In May 2017, two years after announcing the project, the council submitted its application to the planning board but was refused permission in November 2018.
While the board praised the designs, which it said would produce a “quality public realm” that would “significantly enhance the amenity and attractiveness of this city centre location”, the pedestrianisation, it said, would have “significantly negative impacts” on bus movements and traffic.
The diversion of buses away from College Green as part of the BusConnects project, and a contraflow bus lane for Winetavern Street, would address these problems, the council said.
In November 2020, new plans for the plaza were published, which would have seen the traffic-free zone double in size from that mooted in previous designs, stretching it from College Green to the junction of Dame Street and South Great George’s Street.
Due to the extension of the size of the traffic-free zone, it has been now decided to readvertise for architects, to comply with EU procurement rules, Mr Keegan said.
“The scope of [the project] has increased by adding a significant part of Dame Street and that brought [the architects] outside the procurement they were appointed for,” he said. “This has halted the project.”
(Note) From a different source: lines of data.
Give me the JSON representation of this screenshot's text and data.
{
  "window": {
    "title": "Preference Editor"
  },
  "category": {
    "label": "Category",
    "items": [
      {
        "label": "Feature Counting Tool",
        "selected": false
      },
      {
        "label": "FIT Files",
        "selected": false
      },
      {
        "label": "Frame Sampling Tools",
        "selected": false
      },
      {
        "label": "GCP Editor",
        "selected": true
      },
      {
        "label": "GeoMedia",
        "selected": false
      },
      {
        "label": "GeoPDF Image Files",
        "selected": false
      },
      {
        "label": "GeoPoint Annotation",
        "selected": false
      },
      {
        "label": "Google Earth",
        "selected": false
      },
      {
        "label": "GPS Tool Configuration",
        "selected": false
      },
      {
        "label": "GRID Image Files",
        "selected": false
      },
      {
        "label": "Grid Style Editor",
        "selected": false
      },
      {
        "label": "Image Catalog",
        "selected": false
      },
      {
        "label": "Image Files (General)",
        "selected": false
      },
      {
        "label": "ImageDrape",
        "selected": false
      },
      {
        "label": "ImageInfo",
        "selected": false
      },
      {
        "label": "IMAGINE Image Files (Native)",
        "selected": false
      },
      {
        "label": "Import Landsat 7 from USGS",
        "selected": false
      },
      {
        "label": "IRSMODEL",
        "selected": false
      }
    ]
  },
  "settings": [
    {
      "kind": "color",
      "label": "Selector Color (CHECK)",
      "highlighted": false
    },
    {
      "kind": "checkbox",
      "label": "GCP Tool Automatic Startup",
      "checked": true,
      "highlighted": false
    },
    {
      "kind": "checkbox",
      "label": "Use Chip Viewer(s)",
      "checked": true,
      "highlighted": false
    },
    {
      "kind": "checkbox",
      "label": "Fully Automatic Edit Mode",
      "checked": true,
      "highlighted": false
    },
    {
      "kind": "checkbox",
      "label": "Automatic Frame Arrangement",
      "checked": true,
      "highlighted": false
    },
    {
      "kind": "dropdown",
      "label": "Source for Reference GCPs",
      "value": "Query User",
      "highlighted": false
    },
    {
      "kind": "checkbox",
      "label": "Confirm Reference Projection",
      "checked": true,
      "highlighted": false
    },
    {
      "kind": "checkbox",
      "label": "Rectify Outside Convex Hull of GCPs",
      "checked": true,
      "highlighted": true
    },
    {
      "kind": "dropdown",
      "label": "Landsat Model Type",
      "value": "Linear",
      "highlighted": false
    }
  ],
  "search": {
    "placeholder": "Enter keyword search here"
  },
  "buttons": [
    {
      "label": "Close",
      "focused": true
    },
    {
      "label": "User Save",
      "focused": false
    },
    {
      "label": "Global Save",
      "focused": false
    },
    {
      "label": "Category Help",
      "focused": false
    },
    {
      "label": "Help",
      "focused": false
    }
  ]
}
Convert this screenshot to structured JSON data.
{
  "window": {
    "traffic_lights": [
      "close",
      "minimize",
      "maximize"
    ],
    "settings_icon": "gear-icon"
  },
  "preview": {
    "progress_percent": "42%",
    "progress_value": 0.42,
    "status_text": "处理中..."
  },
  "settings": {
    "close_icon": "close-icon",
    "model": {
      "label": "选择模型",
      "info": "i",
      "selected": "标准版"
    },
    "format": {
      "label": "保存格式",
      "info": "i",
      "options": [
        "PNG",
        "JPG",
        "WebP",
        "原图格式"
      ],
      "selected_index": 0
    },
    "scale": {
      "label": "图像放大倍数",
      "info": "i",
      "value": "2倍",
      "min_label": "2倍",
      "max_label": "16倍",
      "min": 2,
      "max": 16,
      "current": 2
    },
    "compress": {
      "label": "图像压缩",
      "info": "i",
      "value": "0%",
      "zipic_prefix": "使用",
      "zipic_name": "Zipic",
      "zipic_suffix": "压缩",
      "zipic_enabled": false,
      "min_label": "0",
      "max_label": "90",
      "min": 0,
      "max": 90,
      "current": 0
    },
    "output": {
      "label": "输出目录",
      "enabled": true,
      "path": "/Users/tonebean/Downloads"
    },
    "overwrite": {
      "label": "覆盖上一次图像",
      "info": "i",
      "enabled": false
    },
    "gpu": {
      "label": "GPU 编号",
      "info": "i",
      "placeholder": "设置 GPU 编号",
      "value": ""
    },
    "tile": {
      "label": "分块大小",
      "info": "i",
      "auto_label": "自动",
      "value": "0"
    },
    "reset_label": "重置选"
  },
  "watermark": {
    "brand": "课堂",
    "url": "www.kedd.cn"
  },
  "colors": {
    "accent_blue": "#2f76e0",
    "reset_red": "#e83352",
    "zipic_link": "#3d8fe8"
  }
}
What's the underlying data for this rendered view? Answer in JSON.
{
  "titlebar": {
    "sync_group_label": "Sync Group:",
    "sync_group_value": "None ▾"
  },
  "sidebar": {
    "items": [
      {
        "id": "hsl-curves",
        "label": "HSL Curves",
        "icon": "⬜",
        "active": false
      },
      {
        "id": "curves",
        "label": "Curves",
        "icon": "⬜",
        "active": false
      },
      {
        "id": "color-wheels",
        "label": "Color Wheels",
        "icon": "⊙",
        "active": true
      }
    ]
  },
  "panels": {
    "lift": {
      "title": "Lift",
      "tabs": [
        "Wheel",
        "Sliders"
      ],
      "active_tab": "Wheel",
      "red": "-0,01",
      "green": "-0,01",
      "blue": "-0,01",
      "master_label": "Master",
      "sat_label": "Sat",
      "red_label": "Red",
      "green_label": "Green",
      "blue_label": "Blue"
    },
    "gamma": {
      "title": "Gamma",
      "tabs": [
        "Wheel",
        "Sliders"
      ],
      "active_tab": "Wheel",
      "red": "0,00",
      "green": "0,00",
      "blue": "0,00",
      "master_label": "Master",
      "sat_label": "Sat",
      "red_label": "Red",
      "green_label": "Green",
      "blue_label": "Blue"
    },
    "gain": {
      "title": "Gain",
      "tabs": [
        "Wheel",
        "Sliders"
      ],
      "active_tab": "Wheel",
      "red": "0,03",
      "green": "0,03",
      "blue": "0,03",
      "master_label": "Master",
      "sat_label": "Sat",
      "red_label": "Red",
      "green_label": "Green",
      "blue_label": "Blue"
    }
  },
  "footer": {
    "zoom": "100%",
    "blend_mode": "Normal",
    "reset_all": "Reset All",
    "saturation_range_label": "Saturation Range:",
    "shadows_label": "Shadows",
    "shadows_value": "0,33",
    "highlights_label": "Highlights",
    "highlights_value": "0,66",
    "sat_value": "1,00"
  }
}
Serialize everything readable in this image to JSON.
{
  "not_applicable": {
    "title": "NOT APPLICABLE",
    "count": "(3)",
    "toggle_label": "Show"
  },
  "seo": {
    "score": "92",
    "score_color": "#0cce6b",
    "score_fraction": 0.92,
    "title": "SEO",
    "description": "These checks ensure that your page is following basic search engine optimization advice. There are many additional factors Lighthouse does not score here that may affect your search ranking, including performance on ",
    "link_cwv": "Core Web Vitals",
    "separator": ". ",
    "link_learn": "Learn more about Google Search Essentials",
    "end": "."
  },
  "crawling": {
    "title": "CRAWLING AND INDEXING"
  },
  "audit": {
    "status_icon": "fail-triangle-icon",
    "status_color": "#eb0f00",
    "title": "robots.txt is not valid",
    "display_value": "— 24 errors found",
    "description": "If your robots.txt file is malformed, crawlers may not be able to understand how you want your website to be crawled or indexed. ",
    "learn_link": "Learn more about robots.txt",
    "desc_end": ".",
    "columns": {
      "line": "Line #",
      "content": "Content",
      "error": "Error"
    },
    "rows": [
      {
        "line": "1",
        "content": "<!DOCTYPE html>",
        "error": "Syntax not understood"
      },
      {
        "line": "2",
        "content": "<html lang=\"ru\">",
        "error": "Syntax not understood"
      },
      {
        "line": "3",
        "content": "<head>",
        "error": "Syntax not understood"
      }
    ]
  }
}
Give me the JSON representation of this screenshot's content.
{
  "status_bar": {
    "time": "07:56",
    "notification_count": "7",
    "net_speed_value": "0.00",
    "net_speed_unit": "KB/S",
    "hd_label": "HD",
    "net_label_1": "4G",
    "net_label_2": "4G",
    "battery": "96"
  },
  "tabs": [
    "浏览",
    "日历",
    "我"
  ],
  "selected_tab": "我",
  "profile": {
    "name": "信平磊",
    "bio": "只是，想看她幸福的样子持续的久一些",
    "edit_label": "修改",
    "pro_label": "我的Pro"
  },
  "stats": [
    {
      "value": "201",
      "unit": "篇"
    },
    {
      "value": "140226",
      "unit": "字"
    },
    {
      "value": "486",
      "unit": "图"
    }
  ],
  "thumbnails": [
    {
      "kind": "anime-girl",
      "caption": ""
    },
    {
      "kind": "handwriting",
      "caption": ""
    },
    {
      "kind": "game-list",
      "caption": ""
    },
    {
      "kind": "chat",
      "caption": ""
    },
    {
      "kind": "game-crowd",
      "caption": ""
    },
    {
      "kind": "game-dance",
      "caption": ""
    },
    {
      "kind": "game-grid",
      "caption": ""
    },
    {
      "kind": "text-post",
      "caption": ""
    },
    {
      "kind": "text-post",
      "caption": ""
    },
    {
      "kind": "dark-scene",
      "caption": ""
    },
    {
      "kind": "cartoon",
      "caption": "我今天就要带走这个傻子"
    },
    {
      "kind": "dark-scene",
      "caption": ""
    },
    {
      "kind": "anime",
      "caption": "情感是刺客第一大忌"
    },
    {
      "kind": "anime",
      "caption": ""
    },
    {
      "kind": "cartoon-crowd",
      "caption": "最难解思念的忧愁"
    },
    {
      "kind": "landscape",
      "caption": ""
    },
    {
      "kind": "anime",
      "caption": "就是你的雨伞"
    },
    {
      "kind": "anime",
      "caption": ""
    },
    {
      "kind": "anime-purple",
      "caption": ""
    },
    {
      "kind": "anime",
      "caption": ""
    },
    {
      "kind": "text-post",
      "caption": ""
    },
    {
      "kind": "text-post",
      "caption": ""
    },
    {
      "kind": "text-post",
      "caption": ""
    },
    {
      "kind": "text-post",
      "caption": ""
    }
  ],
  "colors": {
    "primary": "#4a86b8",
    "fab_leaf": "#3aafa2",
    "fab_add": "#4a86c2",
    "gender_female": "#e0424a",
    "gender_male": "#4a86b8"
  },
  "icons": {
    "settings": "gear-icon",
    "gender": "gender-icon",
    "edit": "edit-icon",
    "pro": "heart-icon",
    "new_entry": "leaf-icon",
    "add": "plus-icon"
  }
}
There were, he said, “strict rules now that are being enforced so we have to go out and procure a design team and that is a fairly elaborate process. Given the size and scale of the project there is no question it will delay the project.”
Asked if the application would be made this year, he said: “No it won’t, unfortunately.”
The decision was “extremely disappointing”, Mr Keogh of Paul Keogh Architects said. “We started working on this six years ago and it is extremely disappointing that the design work has all been jettisoned because of procurement rules.”
It was, he said, “extremely hard to comprehend” why the contract was being terminated now, when the decision to extend the pedestrianised area was made in November 2020.
However, he said, he would be submitting a tender to develop the plaza when it was re-advertised.